Geography
- Location: Carmel Valley Road
- Country: United States
- State: California
- Population center: Carmel Valley Village
- Coordinates: 36°33′9″N 121°54′22″W﻿ / ﻿36.55250°N 121.90611°W
- Interactive map of Hatton Canyon

= Hatton Canyon =

Canyon in Carmel Valley, California, United States

Hatton Canyon is a canyon in Carmel Valley, California, United States, preserved for urban open space as a state park property. The canyon harbors Monterey pines and 10 acre of wetland.

==History==

Hatton Canyon is currently accessible to the public at Carmel Valley Road via a dirt trail at the mouth of Carmel Valley. Plans to pave the trail to allow bicycle access were set aside in 2009 due to concerns of some neighbors.

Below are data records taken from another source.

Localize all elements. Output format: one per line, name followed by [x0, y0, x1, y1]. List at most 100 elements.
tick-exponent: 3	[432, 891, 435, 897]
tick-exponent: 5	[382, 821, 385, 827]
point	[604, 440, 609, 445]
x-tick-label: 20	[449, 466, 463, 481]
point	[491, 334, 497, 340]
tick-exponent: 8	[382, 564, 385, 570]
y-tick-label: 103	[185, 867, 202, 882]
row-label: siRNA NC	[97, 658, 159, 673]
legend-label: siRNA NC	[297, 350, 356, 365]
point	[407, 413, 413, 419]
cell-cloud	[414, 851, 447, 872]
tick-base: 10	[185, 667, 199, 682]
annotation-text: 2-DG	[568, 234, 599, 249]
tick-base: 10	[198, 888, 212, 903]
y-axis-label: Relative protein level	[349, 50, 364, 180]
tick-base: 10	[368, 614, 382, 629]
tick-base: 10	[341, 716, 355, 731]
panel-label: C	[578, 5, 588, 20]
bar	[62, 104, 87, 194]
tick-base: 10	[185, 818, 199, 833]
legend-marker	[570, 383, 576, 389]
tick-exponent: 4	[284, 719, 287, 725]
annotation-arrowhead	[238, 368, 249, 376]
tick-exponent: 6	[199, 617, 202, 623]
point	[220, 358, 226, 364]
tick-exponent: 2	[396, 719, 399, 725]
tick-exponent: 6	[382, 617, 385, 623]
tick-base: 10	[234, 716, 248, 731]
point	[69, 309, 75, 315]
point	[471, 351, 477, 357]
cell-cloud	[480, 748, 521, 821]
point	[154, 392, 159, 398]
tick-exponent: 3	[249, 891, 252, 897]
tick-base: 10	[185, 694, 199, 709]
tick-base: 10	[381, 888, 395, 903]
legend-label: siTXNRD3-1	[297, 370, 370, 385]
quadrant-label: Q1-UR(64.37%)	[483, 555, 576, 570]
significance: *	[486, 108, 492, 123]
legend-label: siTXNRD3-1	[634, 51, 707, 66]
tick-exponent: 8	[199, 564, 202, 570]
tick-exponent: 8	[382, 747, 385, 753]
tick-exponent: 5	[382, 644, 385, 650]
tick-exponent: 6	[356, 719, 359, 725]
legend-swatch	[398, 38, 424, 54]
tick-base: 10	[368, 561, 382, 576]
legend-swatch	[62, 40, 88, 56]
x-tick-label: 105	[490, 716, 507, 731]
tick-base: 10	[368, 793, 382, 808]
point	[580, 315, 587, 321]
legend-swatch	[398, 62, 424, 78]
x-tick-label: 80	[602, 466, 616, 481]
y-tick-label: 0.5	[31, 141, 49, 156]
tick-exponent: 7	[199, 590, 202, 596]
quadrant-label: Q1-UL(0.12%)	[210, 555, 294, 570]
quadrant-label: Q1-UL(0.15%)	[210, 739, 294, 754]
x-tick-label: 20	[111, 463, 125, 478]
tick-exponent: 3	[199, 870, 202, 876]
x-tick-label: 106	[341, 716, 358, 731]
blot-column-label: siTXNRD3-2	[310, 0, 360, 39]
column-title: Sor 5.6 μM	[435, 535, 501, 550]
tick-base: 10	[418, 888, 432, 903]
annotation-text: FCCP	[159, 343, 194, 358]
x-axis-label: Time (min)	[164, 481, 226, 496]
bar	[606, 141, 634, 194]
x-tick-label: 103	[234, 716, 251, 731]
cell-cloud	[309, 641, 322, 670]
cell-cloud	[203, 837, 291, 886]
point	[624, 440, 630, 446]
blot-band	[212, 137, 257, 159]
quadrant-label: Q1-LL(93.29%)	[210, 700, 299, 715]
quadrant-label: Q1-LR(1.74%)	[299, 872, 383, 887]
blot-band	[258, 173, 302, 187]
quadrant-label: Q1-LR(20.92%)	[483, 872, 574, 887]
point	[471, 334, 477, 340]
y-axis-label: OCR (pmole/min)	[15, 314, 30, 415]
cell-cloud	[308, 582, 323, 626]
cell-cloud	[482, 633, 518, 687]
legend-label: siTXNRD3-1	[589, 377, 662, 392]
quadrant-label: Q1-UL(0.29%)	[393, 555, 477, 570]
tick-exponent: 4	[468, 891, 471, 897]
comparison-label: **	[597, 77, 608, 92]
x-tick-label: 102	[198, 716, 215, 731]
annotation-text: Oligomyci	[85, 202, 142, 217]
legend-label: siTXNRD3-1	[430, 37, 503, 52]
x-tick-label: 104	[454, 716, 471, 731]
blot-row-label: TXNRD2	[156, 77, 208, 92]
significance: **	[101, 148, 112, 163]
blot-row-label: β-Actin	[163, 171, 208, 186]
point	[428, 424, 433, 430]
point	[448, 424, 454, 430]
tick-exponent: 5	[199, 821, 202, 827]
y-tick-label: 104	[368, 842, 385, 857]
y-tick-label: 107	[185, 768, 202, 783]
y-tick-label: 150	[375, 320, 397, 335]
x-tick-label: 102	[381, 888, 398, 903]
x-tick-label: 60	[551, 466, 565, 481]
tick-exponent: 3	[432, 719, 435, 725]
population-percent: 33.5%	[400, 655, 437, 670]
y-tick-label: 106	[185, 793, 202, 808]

The name Hatton Canyon came from William Hatton who became a successful dairy rancher, bought the west half of Rancho Cañada de la Segunda, gave his name to Hatton Canyon and to Hatton Fields on the west side of the highway.

For decades it was under consideration as a possible site for a 2.8 mi freeway to relieve traffic on a parallel stretch of Highway 1. However homeowners and environmentalists opposed the plan since its proposal in 1952, ultimately gaining major political support in the 1990s. In 2002 Governor Gray Davis signed legislation that officially transferred the property from Caltrans to California State Parks.